Nietzsche on truths and untruths

Shermika asked:

I don’t know if I’ve popped up in the right place… but I’m desperate. There is a Nietzsche quote, I read it years ago. It is about how humanity is meaningful only to itself. In it he gives a short summary of the human race evolving into existence and then ending, all to the unseeing eyes of an indifferent universe. I remember it as extremely beautiful and hopeful, even if it’s a tad nihilistic. I may be mis-attributing it to Nietzsche. It would be deeply appreciated if you could help me.

Answer by Jürgen Lawrenz

The quote is hard to find, because it is not indexed among Nietzsche’s “official” works, but published posthumously by his sister. Shortly after WWII, when a new complete edition appeared, the editor (Karl Schlechter) ripped all of Elisabeth Forster’s forgeries out, including those which appeared in the faked Will to Power, bundling them all together in chronological order at the end of Vol. III under “Miscellaneous Writings”. At least this way we know when it was written — in 1873, in the vicinity of his Birth of Tragedy; and this explains why it is not connected to the Nazi-sponsored edition.

Anyway, the text reads:

“In some remote corner of the universe, poured out and glittering in innumerable solar systems, there once was a star on which clever animals invented knowledge. That was the haughtiest and most mendacious minute of “world history” — yet only a minute. After nature had drawn a few breaths the star grew cold, and the clever animals had to die.”

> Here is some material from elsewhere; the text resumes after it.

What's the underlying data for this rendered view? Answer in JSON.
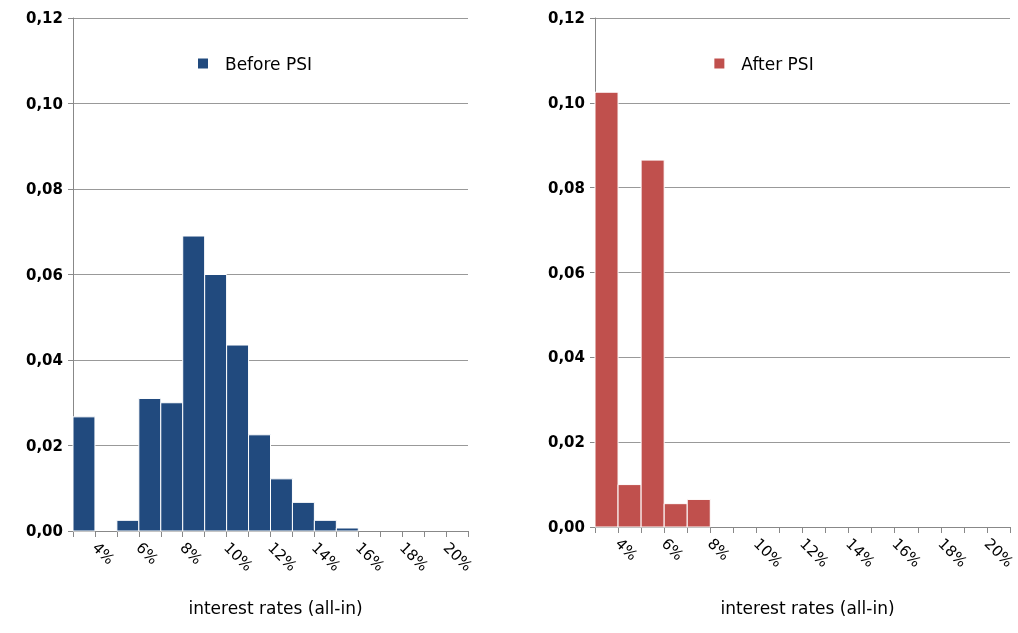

Contained in Taylor Carman’s collection of miscellanies, On Truth and Untruth.

Answer by Hubertus Fremerey

Maybe it is this one:  https://oregonstate.edu/instruct/phl201/modules/Philosophers/Nietzsche/Truth_and_Lie_in_an_Extra-Moral_Sense.htm

This text is finished in June 1873, thus it is an early work.

The problem with searching in translation is:  No two translations are the same, while the original always is.  Thus I have “truth and falsity” or “truth and lie” or “falsity and truth” and “extra-moral sense” or “ultra-moral sense” — that alone makes six different translations of the same German text.